Lafayette, Indiana organizers are used to struggling with a repressive administration–they’ve dealt with successive governors who want to crack down on labor rights and women’s rights. Mike Pence, they note, was behind in the polls for re-election because of the work they had done to defeat him when he was swept up into the Trump campaign and ultimately the vice-presidency. Now “Pence country is spreading” and their organizing is getting correspondingly broader. The March 8 Women’s Strike offered them an opportunity to connect to a growing national movement.

Melissa Gruver: Our letter mentions that we are striking to reflect on the work that women have done throughout history to labor for us all. Then, to reflect on: What is our next move going forward? I think a lot of those conversations will happen here, even as we are kind of tugging away. Hearing people talk about the Affordable Care Act and sharing their own stories with that. I believe in the power of storytelling and counter-storytelling where people can connect with one another over that and raise their consciousness.

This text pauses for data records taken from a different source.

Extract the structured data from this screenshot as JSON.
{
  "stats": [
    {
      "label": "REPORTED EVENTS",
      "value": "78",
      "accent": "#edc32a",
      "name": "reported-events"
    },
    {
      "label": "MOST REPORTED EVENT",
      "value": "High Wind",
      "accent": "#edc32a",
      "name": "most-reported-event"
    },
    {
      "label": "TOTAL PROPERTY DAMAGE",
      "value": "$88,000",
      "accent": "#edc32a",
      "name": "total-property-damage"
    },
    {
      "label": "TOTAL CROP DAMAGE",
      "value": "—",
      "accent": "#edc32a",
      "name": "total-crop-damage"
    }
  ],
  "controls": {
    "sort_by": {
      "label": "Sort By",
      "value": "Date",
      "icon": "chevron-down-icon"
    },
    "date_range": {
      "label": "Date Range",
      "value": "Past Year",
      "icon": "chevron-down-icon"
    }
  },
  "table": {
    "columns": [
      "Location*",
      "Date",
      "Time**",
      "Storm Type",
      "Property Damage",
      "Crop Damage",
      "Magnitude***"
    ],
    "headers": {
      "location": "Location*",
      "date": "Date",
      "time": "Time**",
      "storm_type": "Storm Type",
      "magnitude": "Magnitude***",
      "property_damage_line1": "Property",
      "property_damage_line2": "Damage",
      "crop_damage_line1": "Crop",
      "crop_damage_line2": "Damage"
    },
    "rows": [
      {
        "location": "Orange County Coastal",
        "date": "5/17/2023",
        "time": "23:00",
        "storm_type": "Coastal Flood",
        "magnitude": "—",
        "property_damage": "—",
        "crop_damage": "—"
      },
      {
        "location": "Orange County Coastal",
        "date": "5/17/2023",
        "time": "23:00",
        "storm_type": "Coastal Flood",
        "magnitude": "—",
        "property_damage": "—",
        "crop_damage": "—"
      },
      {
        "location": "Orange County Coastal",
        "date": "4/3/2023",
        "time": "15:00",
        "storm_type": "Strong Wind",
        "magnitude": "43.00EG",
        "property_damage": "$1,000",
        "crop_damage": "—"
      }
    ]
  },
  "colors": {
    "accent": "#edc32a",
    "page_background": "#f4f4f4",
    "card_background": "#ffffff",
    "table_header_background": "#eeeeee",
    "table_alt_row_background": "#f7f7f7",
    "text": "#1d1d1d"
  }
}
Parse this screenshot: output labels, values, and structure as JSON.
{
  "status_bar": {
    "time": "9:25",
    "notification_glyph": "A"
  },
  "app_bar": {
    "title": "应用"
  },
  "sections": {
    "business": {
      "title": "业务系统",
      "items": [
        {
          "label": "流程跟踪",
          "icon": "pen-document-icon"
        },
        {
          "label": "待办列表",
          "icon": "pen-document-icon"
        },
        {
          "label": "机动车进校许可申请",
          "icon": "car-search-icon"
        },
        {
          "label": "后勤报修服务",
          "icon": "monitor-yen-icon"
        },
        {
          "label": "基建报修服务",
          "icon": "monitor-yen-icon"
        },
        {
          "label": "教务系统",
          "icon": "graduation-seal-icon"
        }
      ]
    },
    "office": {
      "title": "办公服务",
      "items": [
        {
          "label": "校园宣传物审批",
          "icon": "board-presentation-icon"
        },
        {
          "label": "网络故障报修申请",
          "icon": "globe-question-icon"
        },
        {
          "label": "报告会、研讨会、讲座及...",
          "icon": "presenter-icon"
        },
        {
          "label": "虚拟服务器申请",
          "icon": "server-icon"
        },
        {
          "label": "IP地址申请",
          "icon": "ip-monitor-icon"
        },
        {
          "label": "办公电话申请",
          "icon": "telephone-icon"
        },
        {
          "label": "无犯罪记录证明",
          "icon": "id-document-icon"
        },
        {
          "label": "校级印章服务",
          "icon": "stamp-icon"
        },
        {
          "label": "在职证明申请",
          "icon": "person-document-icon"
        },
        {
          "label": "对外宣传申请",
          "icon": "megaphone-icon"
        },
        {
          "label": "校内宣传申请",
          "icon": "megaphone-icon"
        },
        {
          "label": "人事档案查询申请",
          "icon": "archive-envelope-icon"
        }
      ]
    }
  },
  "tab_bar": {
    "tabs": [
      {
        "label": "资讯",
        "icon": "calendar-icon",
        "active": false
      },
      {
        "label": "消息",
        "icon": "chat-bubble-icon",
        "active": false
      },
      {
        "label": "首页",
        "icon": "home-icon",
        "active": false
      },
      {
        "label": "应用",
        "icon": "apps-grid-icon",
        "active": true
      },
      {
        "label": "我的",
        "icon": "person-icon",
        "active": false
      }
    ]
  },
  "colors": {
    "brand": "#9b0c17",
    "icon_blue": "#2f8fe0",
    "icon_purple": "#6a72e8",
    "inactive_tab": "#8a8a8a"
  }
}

But also, for Younger Women’s Task Force, this is a really good opportunity to continue to build our base and to continue to have conversations about our own campaigns moving forward; which, right now, we have been focusing a lot on reproductive justice and sexual violence against women with an anti-racist framework. Younger Women’s Task Force is really thinking right now about strategic ways to continue to build our organization as it relates to working class women. For us, this was a really great way to connect with some people that maybe we have seen a couple of different times before–you are always thinking, “Hey, we will see you at the next meeting.”

We know that every time we do a public action like this, we gain more folks. Then, with more folks, we can strategize our organizing in the future. We are really focused on our work with Indiana Reproductive Justice Coalition right now, but we really want to make sure we are thinking about and looking to see where working class women are affected in our own local communities and our state.